Javascript - how do primitives really work - javascript

I have the following code:
String.prototype.isLengthGreaterThan = function(limit){
return this.length > limit;
}
console.log("John".isLengthGreaterThan(3));
Number.prototype.isPositive = function(){
return this > 0;
}
console.log(5.isPositive(3)); //error
The 1st example work, the other doesn't. Why?
From my understanding, primitives are not objects – though they do have access to their function constructor's prototype (Number, String, etc.). So, you can add methods directly to the prototype. In my example above it didn't work in one instance.
I am looking for "under the hood" answer, to understand what happens when you do, for example:
var a = 1;
How does it really have an access to its prototype if it isn't an object?
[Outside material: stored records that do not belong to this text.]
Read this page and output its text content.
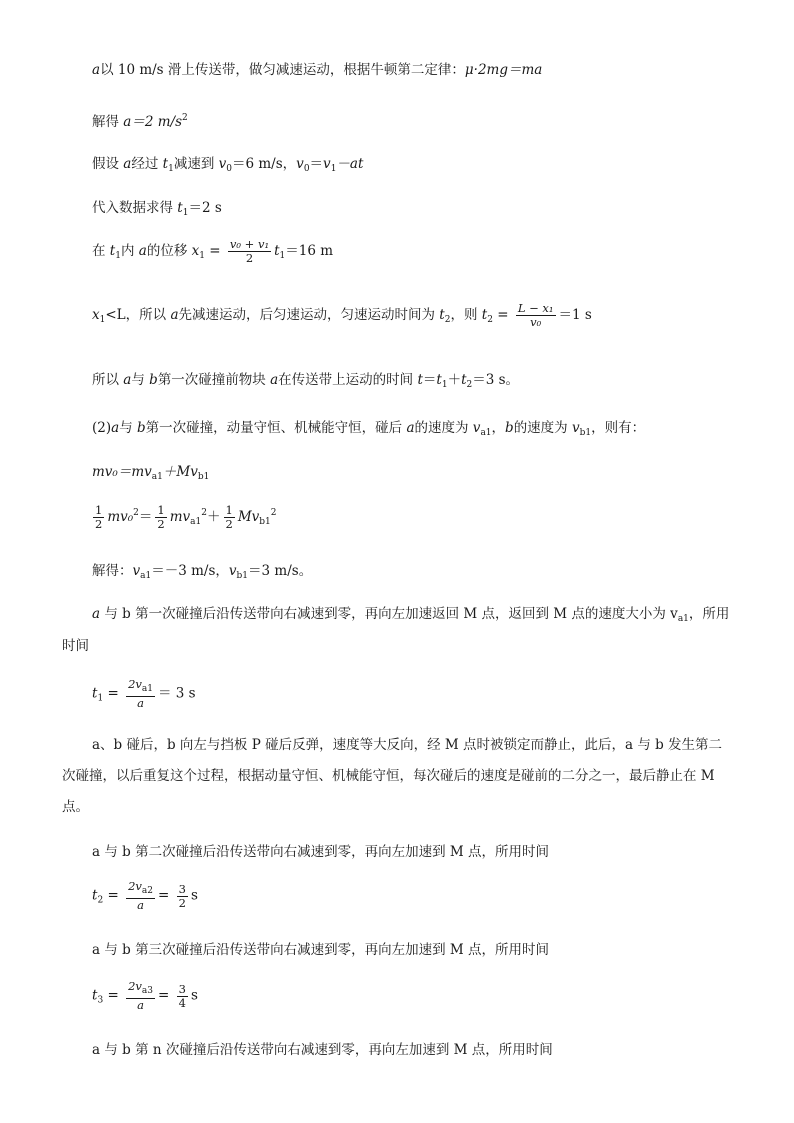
a以 10 m/s 滑上传送带，做匀减速运动，根据牛顿第二定律：μ·2mg＝ma
解得 a＝2 $m/s^2$
假设 a经过 $t_1$减速到 $v_0=6$ m/s，$v_0=v_1-at$
代入数据求得 $t_1=2$ s
在 $t_1$内 a的位移 $x_1 = \frac{\text{v₀ + v₁}}{2} t_1=16$ m
$x_1<L$，所以 a先减速运动，后匀速运动，匀速运动时间为 $t_2$，则 $t_2 = \frac{\text{L − x₁}}{\text{v₀}} =1$ s
所以 a与 b第一次碰撞前物块 a在传送带上运动的时间 $t=t_1+t_2=3$ s。
(2)a与 b第一次碰撞，动量守恒、机械能守恒，碰后 a的速度为 $v_{a1}$，b的速度为 $v_{b1}$，则有：
$mv_0=mv_{a1}+Mv_{b1}$
$\frac{1}{2} mv_0^2= \frac{1}{2} mv_{a1}^2+ \frac{1}{2} Mv_{b1}^2$
解得：$v_{a1}=-3$ m/s，$v_{b1}=3$ m/s。
a 与 b 第一次碰撞后沿传送带向右减速到零，再向左加速返回 M 点，返回到 M 点的速度大小为 $v_{a1}$，所用
时间
$t_1 = \frac{2v_{a1}}{a} = 3$ s
a、b 碰后，b 向左与挡板 P 碰后反弹，速度等大反向，经 M 点时被锁定而静止，此后，a 与 b 发生第二
次碰撞，以后重复这个过程，根据动量守恒、机械能守恒，每次碰后的速度是碰前的二分之一，最后静止在 M
点。
a 与 b 第二次碰撞后沿传送带向右减速到零，再向左加速到 M 点，所用时间
$t_2 = \frac{2v_{a2}}{a} = \frac{3}{2}$ s
a 与 b 第三次碰撞后沿传送带向右减速到零，再向左加速到 M 点，所用时间
$t_3 = \frac{2v_{a3}}{a} = \frac{3}{4}$ s
a 与 b 第 n 次碰撞后沿传送带向右减速到零，再向左加速到 M 点，所用时间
The dot thing isn't to do with primitives, it's just the syntax of writing numeric literals. In a number, the . is a decimal point, whereas of course that's not the case for a string. To use a method on a literal number, you have two choices:
Parens:
console.log((5).isPositive(3));
Two dots (yes, really):
console.log(5..isPositive(3));
In the second case, it works because the first dot is a decimal point; this means that the dot following can't be a decimal point, and so it's the property accessor operator.
How does it really have an access to it's prototype if it isn't an object.
It's promoted to an object automatically by the JavaScript engine when you do the propety access. In the case of numbers, it's as though you called new Number(5) or similar. In the case of strings, it's as though you called new String("the string"). When the property access is complete, the temporary object is then discarded immediately when the expression is complete. Naturally, the JavaScript engine can optimize the object allocation out, but conceptually that's what happens.
So conceptually:
We do (say) var n = 1; The variable a contains the primitive number value 1.
We do n.isPositive(3); to create a string from it using Number.prototype.toFixed. That's a property access operation:
The engine evaluates the left-hand side, n, and gets the result 1 (a primitive number); this is the base it'll use for the property access operation.
The engine evaluates the right-hand side (isPositive) to determine the property key (name) to look up. In this case it's a literal, so the key is the string "isPositive". This is the property key for the property access operation.
The engine goes to look up the property on the base. Since the base we have is a primitive, the JavaScript engine promotes it (coerces it) to an equivalent Number object.
Since that object doesn't have a "isPositive" property, the engine looks at its prototype, Number.prototype, and finds it; it's a reference to a function.
Various things happen that aren't really germane, and ultimately isPositive is called with this being an object coerced from the primitive value 1. It does its work and generates its return value.
Since the temporary object isn't referenced by anything anymore, it's eligible for garbage collection.
The mechanism by which this happens is a bit scattered in the specification:
The runtime semantics of the property accessor operator return something called a Reference specification type, which basically is a purely abstract specification holding object that will get evaluated later. It says that the base will be the result of evaluating the left-hand side of the property accessor, and the property anme will be the result of evaluting the right-hand side.
The GetValue operation on the Reference type, which says (step 5) that if it's a property reference and the base is primitive, it's coerced via the specification's ToObject operation.
ToObject, which defines the rules for doing that.

Related

Why is the string literal considered a primitive type in JavaScript?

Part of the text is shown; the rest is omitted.